В столовой, в сумраке синеющем, самовар клубил бело, и огоньки в его подножьи красно-золотели. Как-то самоочевидно появились щи горячие, пирог и ростбиф, самоочевидно надо было есть. Марья Михайловна облизывала губы нежным язычком, и с аппетитом занялась едой. Отец сел, как обычно, на конец стола, за пиво, и подпер ладонью голову.
- У меня был доктор, кум, всегда мне говорил: не пей, кум, вредно.
Марья Михайловна подымает ясные свои глаза.
- И совершенно прав был доктор.
Отец берет ее за руки, греет в ладонях теплых, слабокожных.
- Сам же, разбойник, выпивал отлично, а другим мешал. И все вы доктора - такие.
Все это старое, знакомое. И кум, и доктора, и все рассказы мы слыхали - древняя Россия!
Зажгли лампу над столом, висячую, с зеленым абажуром. Вечер деревенский, тоже древний.
Прогремела тележенка - подкатил Степан Назарыч. Такой же рыжеватый и глубокомысленный, так же знает все, глазами так же все, значительно поводит. Куртка, сапоги высокие, и руки в волосах рыжеющих.
Принесли газеты, письма, и зеленые квитанции от молока.
- Ах, вот, само собой понятно и газеты, как бы говоря точнейшие военные известия. Интересно бы проверить. От вернейших людей слышал, мы уж на широком фронте - чтобы выразиться последовательно - перешли германскую границу за городом Лодзью, то-есть - он страшно выкатил глаза - война близится к совершенно естественной развязке!
Отец надел пенснэ, стал разбирать квитанции. Андрюша занялся войной.
- Что, юноша, - спросил Степан Назарыч, - как получается у нас относительно армии?
- Лодзь отдали.- Андрюша хмуро протянул ему газету.
В одном из писем мне сообщал Георгий Александрович, что с отрядом Земского Союза он уехал из Москвы в Галицию.
Отец не похвалил.
- Рембрандты, Рафаэли разные там не нужны. Чего ему на войне делать?

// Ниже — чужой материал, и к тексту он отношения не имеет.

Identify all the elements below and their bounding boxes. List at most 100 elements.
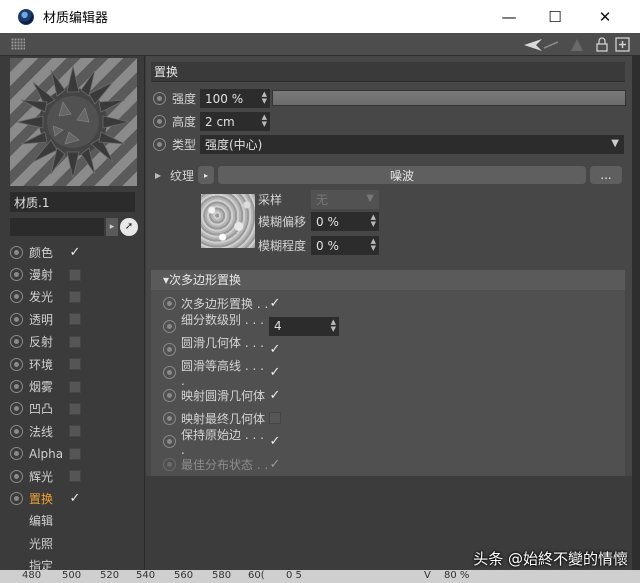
section-header: 置换	[151, 62, 625, 82]
channel-fog[interactable]: 烟雾	[10, 375, 140, 397]
channel-normal[interactable]: 法线	[10, 420, 140, 442]
type-row: 类型 强度(中心) ▼	[153, 135, 624, 154]
option-checkbox[interactable]: ✓	[269, 389, 281, 402]
sampling-dropdown[interactable]: 无 ▼	[311, 190, 379, 209]
channel-checkbox[interactable]: ✓	[69, 246, 81, 259]
option-checkbox[interactable]: ✓	[269, 343, 281, 356]
radio-icon[interactable]	[10, 290, 23, 304]
radio-icon[interactable]	[153, 115, 166, 128]
channel-reflectance[interactable]: 反射	[10, 331, 140, 353]
channel-checkbox[interactable]	[69, 358, 81, 371]
strength-value: 100 %	[205, 91, 244, 106]
blur-offset-input[interactable]: 0 % ▲ ▼	[311, 212, 379, 231]
channel-diffusion[interactable]: 漫射	[10, 263, 140, 285]
material-preview[interactable]	[10, 58, 137, 186]
option-label: 最佳分布状态 . .	[181, 457, 269, 472]
radio-icon[interactable]	[163, 411, 176, 425]
option-checkbox[interactable]: ✓	[269, 297, 281, 310]
channel-bump[interactable]: 凹凸	[10, 398, 140, 420]
strength-input[interactable]: 100 % ▲ ▼	[200, 89, 270, 108]
channel-checkbox[interactable]	[69, 313, 81, 326]
texture-thumbnail[interactable]	[201, 194, 255, 248]
channel-label: 透明	[29, 312, 54, 327]
spinner-icon[interactable]: ▲ ▼	[331, 318, 336, 333]
spinner-icon[interactable]: ▲ ▼	[262, 114, 267, 128]
texture-more-button[interactable]: ...	[590, 166, 622, 184]
expand-triangle-icon[interactable]: ▶	[155, 171, 170, 180]
new-window-icon[interactable]	[614, 36, 630, 53]
radio-icon[interactable]	[163, 319, 176, 333]
best-distribution-row: 最佳分布状态 . . ✓	[163, 454, 281, 474]
channel-checkbox[interactable]	[69, 470, 81, 483]
channel-environment[interactable]: 环境	[10, 353, 140, 375]
minimize-button[interactable]: —	[486, 0, 532, 33]
option-checkbox[interactable]	[269, 412, 281, 424]
sidebar-item-illumination[interactable]: 光照	[10, 532, 140, 554]
channel-checkbox[interactable]	[69, 425, 81, 438]
radio-icon[interactable]	[10, 268, 23, 282]
sampling-row: 采样 无 ▼	[258, 190, 379, 209]
maximize-button[interactable]: ☐	[532, 0, 578, 33]
radio-icon[interactable]	[10, 335, 23, 349]
option-label: 保持原始边 . . . .	[181, 427, 264, 457]
ruler-tick: 60(	[248, 570, 265, 581]
back-arrow-icon[interactable]	[522, 36, 560, 53]
radio-icon[interactable]	[10, 491, 23, 505]
radio-icon[interactable]	[10, 357, 23, 371]
channel-alpha[interactable]: Alpha	[10, 443, 140, 465]
radio-icon[interactable]	[153, 92, 166, 105]
option-label: 次多边形置换 . .	[181, 296, 269, 311]
spinner-icon[interactable]: ▲ ▼	[371, 238, 376, 252]
radio-icon[interactable]	[163, 365, 176, 379]
radio-icon[interactable]	[163, 342, 176, 356]
channel-checkbox[interactable]: ✓	[69, 492, 81, 505]
radio-icon[interactable]	[10, 469, 23, 483]
channel-color[interactable]: 颜色 ✓	[10, 241, 140, 263]
channel-transparency[interactable]: 透明	[10, 308, 140, 330]
spinner-icon[interactable]: ▲ ▼	[371, 214, 376, 228]
radio-icon[interactable]	[10, 245, 23, 259]
sidebar-item-edit[interactable]: 编辑	[10, 510, 140, 532]
radio-icon[interactable]	[10, 447, 23, 461]
channel-list: 颜色 ✓ 漫射 发光 透明 反射 环境 烟雾 凹凸 法线 Alpha 辉光 置换 ✓…	[10, 241, 140, 577]
radio-icon[interactable]	[163, 434, 176, 448]
lock-icon[interactable]	[595, 36, 609, 53]
up-arrow-icon[interactable]	[570, 36, 584, 53]
option-checkbox[interactable]: ✓	[269, 366, 281, 379]
material-link-field[interactable]	[10, 218, 104, 236]
close-button[interactable]: ✕	[582, 0, 628, 33]
channel-glow[interactable]: 辉光	[10, 465, 140, 487]
channel-displacement[interactable]: 置换 ✓	[10, 487, 140, 509]
expand-arrow-icon[interactable]: ▸	[106, 218, 118, 236]
height-input[interactable]: 2 cm ▲ ▼	[200, 112, 270, 131]
channel-checkbox[interactable]	[69, 447, 81, 460]
subdivision-level-input[interactable]: 4 ▲ ▼	[269, 316, 339, 336]
radio-icon[interactable]	[153, 138, 166, 151]
type-dropdown[interactable]: 强度(中心) ▼	[200, 135, 624, 154]
texture-row: ▶ 纹理 ▸ 噪波 ...	[155, 166, 622, 184]
channel-luminance[interactable]: 发光	[10, 286, 140, 308]
channel-checkbox[interactable]	[69, 268, 81, 281]
chevron-down-icon: ▼	[611, 138, 619, 149]
radio-icon[interactable]	[163, 388, 176, 402]
subpoly-header[interactable]: ▾次多边形置换	[151, 270, 625, 290]
grip-icon[interactable]	[11, 38, 25, 50]
channel-checkbox[interactable]	[69, 335, 81, 348]
channel-checkbox[interactable]	[69, 380, 81, 393]
radio-icon[interactable]	[10, 424, 23, 438]
spinner-icon[interactable]: ▲ ▼	[262, 91, 267, 105]
radio-icon[interactable]	[10, 402, 23, 416]
radio-icon[interactable]	[10, 380, 23, 394]
texture-menu-button[interactable]: ▸	[198, 166, 214, 184]
option-checkbox[interactable]: ✓	[269, 435, 281, 448]
texture-noise-button[interactable]: 噪波	[218, 166, 586, 184]
ruler-tick: 0 5	[286, 570, 302, 581]
picker-icon[interactable]: ➚	[120, 218, 138, 236]
radio-icon[interactable]	[10, 312, 23, 326]
channel-checkbox[interactable]	[69, 290, 81, 303]
radio-icon[interactable]	[163, 296, 176, 310]
material-name-field[interactable]: 材质.1	[10, 192, 135, 212]
channel-checkbox[interactable]	[69, 402, 81, 415]
strength-slider[interactable]	[272, 90, 626, 106]
blur-scale-input[interactable]: 0 % ▲ ▼	[311, 236, 379, 255]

-Напрасно ты так думаешь. Он в Риме нас отлично всех устроил, вывез, очень энергично…
- В Риме… То, брат, в Риме… А сюда к нам в белых брюках прикатил.
Отец пустил кольцо дыма табачного, полузакрыл глаза, и выразил всем видом скепсис крайний.

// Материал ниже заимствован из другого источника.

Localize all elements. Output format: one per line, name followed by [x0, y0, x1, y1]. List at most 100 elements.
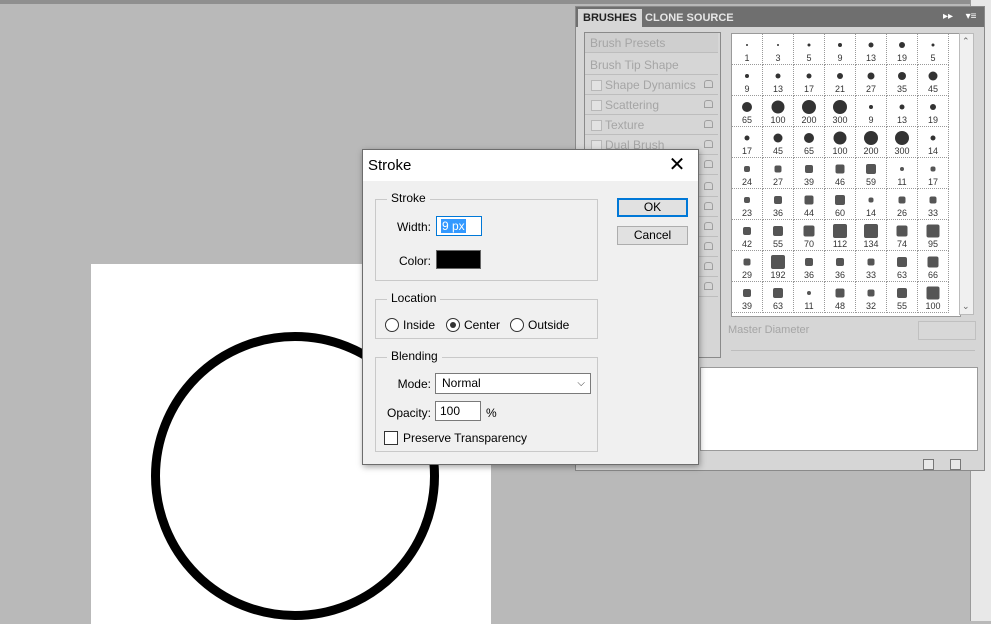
- preserve-transparency-checkbox[interactable]: [384, 431, 398, 445]
- option-texture[interactable]: Texture: [585, 115, 718, 135]
- trash-icon[interactable]: [950, 459, 961, 470]
- brush-preset-cell[interactable]: 33: [856, 251, 887, 282]
- lock-icon[interactable]: [704, 262, 713, 270]
- brush-preset-cell[interactable]: 200: [794, 96, 825, 127]
- close-icon[interactable]: ✕: [665, 153, 689, 177]
- brush-preset-cell[interactable]: 1: [732, 34, 763, 65]
- cancel-button[interactable]: Cancel: [617, 226, 688, 245]
- lock-icon[interactable]: [704, 242, 713, 250]
- checkbox-icon[interactable]: [591, 100, 602, 111]
- lock-icon[interactable]: [704, 160, 713, 168]
- brush-grid-scrollbar[interactable]: ⌃ ⌄: [959, 33, 974, 315]
- new-brush-icon[interactable]: [923, 459, 934, 470]
- lock-icon[interactable]: [704, 140, 713, 148]
- brush-preset-cell[interactable]: 3: [763, 34, 794, 65]
- brush-preset-cell[interactable]: 55: [887, 282, 918, 313]
- lock-icon[interactable]: [704, 100, 713, 108]
- brush-preset-cell[interactable]: 46: [825, 158, 856, 189]
- ok-button[interactable]: OK: [617, 198, 688, 217]
- brush-preset-cell[interactable]: 45: [918, 65, 949, 96]
- center-radio[interactable]: [446, 318, 460, 332]
- lock-icon[interactable]: [704, 182, 713, 190]
- color-swatch[interactable]: [436, 250, 481, 269]
- scroll-up-icon[interactable]: ⌃: [962, 36, 970, 47]
- brush-preset-cell[interactable]: 35: [887, 65, 918, 96]
- brush-preset-cell[interactable]: 100: [825, 127, 856, 158]
- brush-preset-cell[interactable]: 44: [794, 189, 825, 220]
- mode-select[interactable]: Normal ⌵: [435, 373, 591, 394]
- opacity-input[interactable]: 100: [435, 401, 481, 421]
- brush-preset-cell[interactable]: 39: [794, 158, 825, 189]
- brush-preset-cell[interactable]: 134: [856, 220, 887, 251]
- lock-icon[interactable]: [704, 202, 713, 210]
- brush-preset-cell[interactable]: 9: [856, 96, 887, 127]
- brush-preset-cell[interactable]: 42: [732, 220, 763, 251]
- brush-preset-cell[interactable]: 19: [918, 96, 949, 127]
- brush-preset-cell[interactable]: 200: [856, 127, 887, 158]
- brush-preset-cell[interactable]: 66: [918, 251, 949, 282]
- brush-preset-cell[interactable]: 13: [887, 96, 918, 127]
- brush-preset-cell[interactable]: 32: [856, 282, 887, 313]
- brush-preset-cell[interactable]: 11: [887, 158, 918, 189]
- option-brush-tip-shape[interactable]: Brush Tip Shape: [585, 55, 718, 75]
- brush-preset-cell[interactable]: 11: [794, 282, 825, 313]
- brush-preset-cell[interactable]: 19: [887, 34, 918, 65]
- brush-preset-cell[interactable]: 24: [732, 158, 763, 189]
- brush-preset-cell[interactable]: 5: [918, 34, 949, 65]
- option-scattering[interactable]: Scattering: [585, 95, 718, 115]
- brush-preset-cell[interactable]: 192: [763, 251, 794, 282]
- brush-preset-cell[interactable]: 26: [887, 189, 918, 220]
- brush-preset-cell[interactable]: 36: [825, 251, 856, 282]
- lock-icon[interactable]: [704, 222, 713, 230]
- lock-icon[interactable]: [704, 120, 713, 128]
- brush-preset-cell[interactable]: 55: [763, 220, 794, 251]
- brush-preset-cell[interactable]: 65: [732, 96, 763, 127]
- brush-preset-cell[interactable]: 45: [763, 127, 794, 158]
- inside-radio[interactable]: [385, 318, 399, 332]
- brush-preset-cell[interactable]: 70: [794, 220, 825, 251]
- brush-preset-cell[interactable]: 21: [825, 65, 856, 96]
- brush-preset-cell[interactable]: 95: [918, 220, 949, 251]
- brush-preset-cell[interactable]: 63: [887, 251, 918, 282]
- width-input[interactable]: 9 px: [436, 216, 482, 236]
- brush-preset-cell[interactable]: 14: [856, 189, 887, 220]
- brush-preset-cell[interactable]: 33: [918, 189, 949, 220]
- lock-icon[interactable]: [704, 282, 713, 290]
- brush-preset-cell[interactable]: 13: [856, 34, 887, 65]
- brush-preset-cell[interactable]: 29: [732, 251, 763, 282]
- outside-radio[interactable]: [510, 318, 524, 332]
- tab-brushes[interactable]: BRUSHES: [578, 9, 642, 27]
- brush-preset-cell[interactable]: 27: [856, 65, 887, 96]
- brush-preset-cell[interactable]: 23: [732, 189, 763, 220]
- brush-preset-grid[interactable]: 1 3 5 9 13 19 5 9 13 17 21 27 35 45 65 100 200 300 9 13 19 17…: [731, 33, 961, 317]
- collapse-panel-icon[interactable]: ▸▸: [940, 9, 956, 25]
- brush-preset-cell[interactable]: 48: [825, 282, 856, 313]
- master-diameter-input[interactable]: [918, 321, 976, 340]
- brush-preset-cell[interactable]: 14: [918, 127, 949, 158]
- checkbox-icon[interactable]: [591, 80, 602, 91]
- brush-preset-cell[interactable]: 300: [887, 127, 918, 158]
- option-shape-dynamics[interactable]: Shape Dynamics: [585, 75, 718, 95]
- brush-preset-cell[interactable]: 60: [825, 189, 856, 220]
- brush-preset-cell[interactable]: 17: [732, 127, 763, 158]
- scroll-down-icon[interactable]: ⌄: [962, 301, 970, 312]
- brush-preset-cell[interactable]: 17: [918, 158, 949, 189]
- brush-preset-cell[interactable]: 9: [732, 65, 763, 96]
- brush-preset-cell[interactable]: 100: [918, 282, 949, 313]
- brush-preset-cell[interactable]: 13: [763, 65, 794, 96]
- tab-clone-source[interactable]: CLONE SOURCE: [640, 9, 739, 27]
- brush-preset-cell[interactable]: 112: [825, 220, 856, 251]
- lock-icon[interactable]: [704, 80, 713, 88]
- option-brush-presets[interactable]: Brush Presets: [585, 33, 718, 53]
- brush-preset-cell[interactable]: 5: [794, 34, 825, 65]
- brush-preset-cell[interactable]: 9: [825, 34, 856, 65]
- brush-preset-cell[interactable]: 59: [856, 158, 887, 189]
- brush-preset-cell[interactable]: 39: [732, 282, 763, 313]
- brush-preset-cell[interactable]: 300: [825, 96, 856, 127]
- brush-preset-cell[interactable]: 36: [794, 251, 825, 282]
- brush-preset-cell[interactable]: 36: [763, 189, 794, 220]
- brush-preset-cell[interactable]: 63: [763, 282, 794, 313]
- brush-preset-cell[interactable]: 65: [794, 127, 825, 158]
- brush-preset-cell[interactable]: 17: [794, 65, 825, 96]
- brush-preset-cell[interactable]: 74: [887, 220, 918, 251]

- Аптечки и библиотечки… Неосновательные люди.
Степан Назарыч крякнул.
- Н-д-да, господина Георгиевского я очен-но хорошо знаю.

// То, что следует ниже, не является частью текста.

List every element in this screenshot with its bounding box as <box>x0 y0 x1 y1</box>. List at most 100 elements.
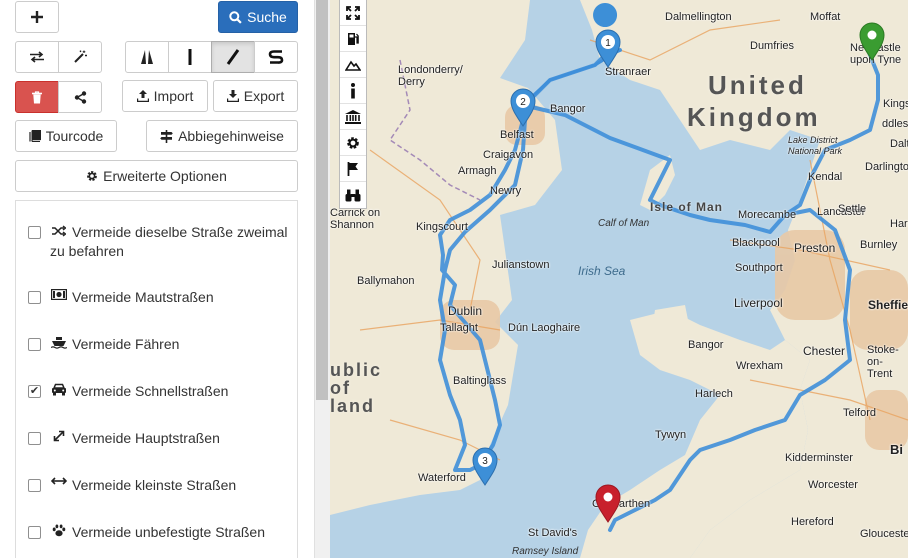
city-label: Dublin <box>448 304 483 318</box>
city-label: Kidderminster <box>785 452 853 464</box>
option-checkbox-checked[interactable]: ✔ <box>28 385 41 398</box>
city-label: Sheffiel <box>868 298 908 312</box>
directions-button[interactable]: Abbiegehinweise <box>146 120 298 152</box>
city-label: Lake District National Park <box>788 135 843 156</box>
option-checkbox[interactable] <box>28 526 41 539</box>
city-label: Harlech <box>695 388 733 400</box>
horizontal-arrows-icon <box>50 477 68 485</box>
directions-button-label: Abbiegehinweise <box>178 128 284 144</box>
city-label: Newry <box>490 185 522 197</box>
city-label: Blackpool <box>732 237 780 249</box>
option-checkbox[interactable] <box>28 291 41 304</box>
download-icon <box>226 90 239 102</box>
trash-icon <box>31 90 43 104</box>
map-toolbar <box>339 0 367 209</box>
sea-label: Calf of Man <box>598 218 650 229</box>
city-label: Dumfries <box>750 40 795 52</box>
export-button[interactable]: Export <box>213 80 298 112</box>
avoid-option[interactable]: Vermeide Hauptstraßen <box>28 429 293 448</box>
city-label: Kendal <box>808 171 843 183</box>
option-text: Vermeide dieselbe Straße zweimal zu befa… <box>50 223 293 261</box>
gear-icon <box>86 170 98 182</box>
info-button[interactable] <box>340 78 366 104</box>
city-label: Craigavon <box>483 149 534 161</box>
option-label: Vermeide kleinste Straßen <box>72 477 237 493</box>
city-label: Bangor <box>550 103 586 115</box>
route-type-straight-button[interactable] <box>168 41 212 73</box>
upload-icon <box>136 90 149 102</box>
money-icon <box>50 289 68 300</box>
city-label: Stranraer <box>605 66 651 78</box>
delete-route-button[interactable] <box>15 81 59 113</box>
straight-line-icon <box>187 49 193 65</box>
route-type-fast-button[interactable] <box>125 41 169 73</box>
advanced-options-label: Erweiterte Optionen <box>103 168 227 184</box>
option-label: Vermeide Schnellstraßen <box>72 383 229 399</box>
route-type-curvy-button[interactable] <box>254 41 298 73</box>
map-settings-button[interactable] <box>340 130 366 156</box>
city-label: Tallaght <box>440 322 478 334</box>
avoid-option[interactable]: Vermeide dieselbe Straße zweimal zu befa… <box>28 223 293 261</box>
city-label: Dalt <box>890 138 908 150</box>
ship-icon <box>50 336 68 349</box>
city-label: Worcester <box>808 479 858 491</box>
avoid-option[interactable]: ✔ Vermeide Schnellstraßen <box>28 382 293 401</box>
binoculars-button[interactable] <box>340 182 366 208</box>
share-route-button[interactable] <box>58 81 102 113</box>
city-label: Bi <box>890 442 903 457</box>
city-label: Newcastle upon Tyne <box>850 42 902 66</box>
shuffle-icon <box>50 225 68 237</box>
swap-arrows-icon <box>29 51 45 63</box>
tourcode-button[interactable]: Tourcode <box>15 120 117 152</box>
search-icon <box>229 10 242 24</box>
tourcode-button-label: Tourcode <box>45 128 104 144</box>
search-button[interactable]: Suche <box>218 1 298 33</box>
option-label: Vermeide unbefestigte Straßen <box>72 524 266 540</box>
city-label: Burnley <box>860 239 898 251</box>
city-label: ddles <box>882 118 908 130</box>
optimize-route-button[interactable] <box>58 41 102 73</box>
route-type-diagonal-button[interactable] <box>211 41 255 73</box>
avoid-option[interactable]: Vermeide Mautstraßen <box>28 288 293 307</box>
fullscreen-button[interactable] <box>340 0 366 26</box>
city-label: Telford <box>843 407 877 419</box>
city-label: Hereford <box>791 516 834 528</box>
import-button[interactable]: Import <box>122 80 208 112</box>
option-checkbox[interactable] <box>28 479 41 492</box>
share-icon <box>74 90 87 104</box>
city-label: Dalmellington <box>665 11 732 23</box>
poi-button[interactable] <box>340 104 366 130</box>
option-label: Vermeide dieselbe Straße zweimal zu befa… <box>50 224 288 259</box>
city-label: Bangor <box>688 339 724 351</box>
option-label: Vermeide Fähren <box>72 336 180 352</box>
paw-icon <box>50 524 68 537</box>
avoid-option[interactable]: Vermeide unbefestigte Straßen <box>28 523 293 542</box>
avoid-option[interactable]: Vermeide Fähren <box>28 335 293 354</box>
option-label: Vermeide Hauptstraßen <box>72 430 220 446</box>
reverse-route-button[interactable] <box>15 41 59 73</box>
country-label: United <box>708 70 807 100</box>
city-label: Baltinglass <box>453 375 507 387</box>
expand-arrows-icon <box>50 430 68 442</box>
flag-icon <box>347 161 359 176</box>
add-waypoint-button[interactable] <box>15 1 59 33</box>
country-label: land <box>330 396 376 416</box>
city-label: Southport <box>735 262 783 274</box>
fuel-station-button[interactable] <box>340 26 366 52</box>
island-label: Isle of Man <box>650 200 724 214</box>
option-checkbox[interactable] <box>28 338 41 351</box>
option-checkbox[interactable] <box>28 432 41 445</box>
city-label: St David's <box>528 527 578 539</box>
elevation-button[interactable] <box>340 52 366 78</box>
option-checkbox[interactable] <box>28 226 41 239</box>
city-label: Julianstown <box>492 259 550 271</box>
diagonal-line-icon <box>226 49 240 65</box>
city-label: Carmarthen <box>592 498 651 510</box>
advanced-options-button[interactable]: Erweiterte Optionen <box>15 160 298 192</box>
map-view[interactable]: United Kingdom ublic of land Isle of Man… <box>330 0 908 558</box>
country-label: Kingdom <box>687 102 821 132</box>
fuel-pump-icon <box>347 32 359 46</box>
panel-scrollbar-thumb[interactable] <box>316 0 328 400</box>
flag-button[interactable] <box>340 156 366 182</box>
avoid-option[interactable]: Vermeide kleinste Straßen <box>28 476 293 495</box>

И длинно завел о Лоскутной, о Гучкове и Голицыне… Потом о подлости народа.
- Мужик - я прямо доложу без особых соображений экстренности - стерва. Пакость сделает он вам охотно - это безо всяких поджечь порядочного человека, свистнуть там, что можно, а чтоб родину свою защитить, то на это, извините, в случае дальнейшего движения ему наплевать. К примеру наши мужички, сказать бы, местные: послушать их, все баре виноваты. И на войну то баре не идут, и все наборы будто бы для них, то-есть, так говоря, для мужиков. А между прочим, первые-ж они в плен и сдаются. Вы полагаете, у нас тут многие убиты? То говоря без преувеличения наличного состава факта - все в плену. Полками цельными сдаются.
Степен Назарыч вновь грозно выпучил глаза, и будто огорчился, что не много наших перебили.
Он просидел еще часа два с лишним, непрерывно разглагольствовал и всех замучил. Я пыталась играть в зале на рояле, разбирала ноты - время медленно тянулось. Долог вечер деревенский. Значит, и Георгий Александрович там же, на полях ветров смертных, где перебывали и мои Крысаны, Хрены, Кэлки. Может быть, он эту ночь так же провел, как я?
Я подошла к роялю. Почему-то маленькую вещь Шопена, Польша мне представилась и мрак, свист ветра и атака кавалерии.
После ужина Люба села с отцом рядом за пасьянс. Было тепло. Лампа светло светила, лишь зеленый абажурчик заслонял отца. Кврты складывались бесконечно, и колоннами раскладывались, отец ворчал, критиковал Любино дело - она же тасовала полными руками, в кольцах ярких, маленькие карты. Жизнь, мир, война, трагедия?
Валеты, короли и тройки, дамы и десятки выходили, уходили и слагались в новые узоры. Самовар тихо поклохтывал. Мы с Марьей Михайловной стояли, прислонившись к изразцу печки.
Кто из Кэлок погибал в тот час? Мы грелись. Кто-то умирал.
XIX
Я проработала до Рождества. Пред Рождеством свернули лазарет, перевели в уездный город, верст за тридцать. Я осталась не при чем. Могла-б поехать и на фронт, но не поехала.